After the Second World War, Western Europe was at a standstill. The infrastructure had to be repaired, houses built and production and trade increased again. People were short of all kinds of things, from food to fuel, and many products therefore remained on the receipt.

Subsequently, a shortage of money arose because the required import goods were more expensive than the export goods produced. Billions in loans already provided in 1947 proved to be insufficient and a crisis was imminent.

The bombed-out Germany had to be put back on top, but not everyone agreed. At a meeting between the United States, Britain, France and Russia, France and Russia opposed this idea. France wanted nothing more than to keep its arch-enemy Germany small, and Russia, according to the Americans, had other motives. The Russian dictator Stalin would try in every way to keep Europe unstable. After all, a poor and unstable Europe would be susceptible to communism, and that had to be prevented.

Poverty breeding ground for communism

America was therefore afraid that a poor and embittered Europe would end up in the communist trap of Stalin. In order to keep the peace and get international trade on a pre-war level, US Secretary of State George C. Marshall came up with an experimental plan:America would provide billions for a large-scale recovery program, but the European countries would put this program together. design and coordinate their implementation themselves.

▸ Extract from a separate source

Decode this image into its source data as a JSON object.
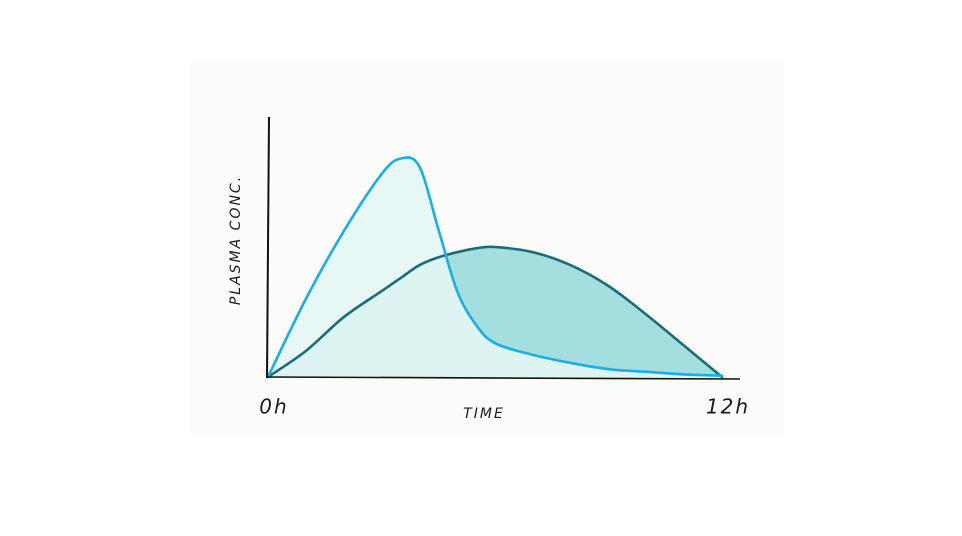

On April 16, 1948, sixteen Western European countries signed the Treaty of Economic Cooperation. In the same year, the Organization for European Economic Cooperation (OEES, from 1961 the OECD) was established to distribute aid. Between 1948 and 1952, the OECD distributed nearly $13 billion worth of money and goods among the participating countries.

America did not just give away this enormous amount:in addition to charity, self-interest also played a role. American producers were given the orders for the foodstuffs, raw materials and machinery to be supplied and, as President Truman noted, "a war against Russia would be much more expensive" than Marshall aid.

Marshall plan as a source of inspiration

This successful European cooperation was an inspiration for later development aid, but turned out not to be a blueprint for solving poverty and preserving peace. Third world countries, for example, had no infrastructure, educated inhabitants and an economic base to quickly become prosperous again, like Europe after the war. To pull these countries out of the downward spiral of poverty, the 161 members of the United Nations joined forces in 2000 for another structural and large-scale plan:the Millennium Development Goals.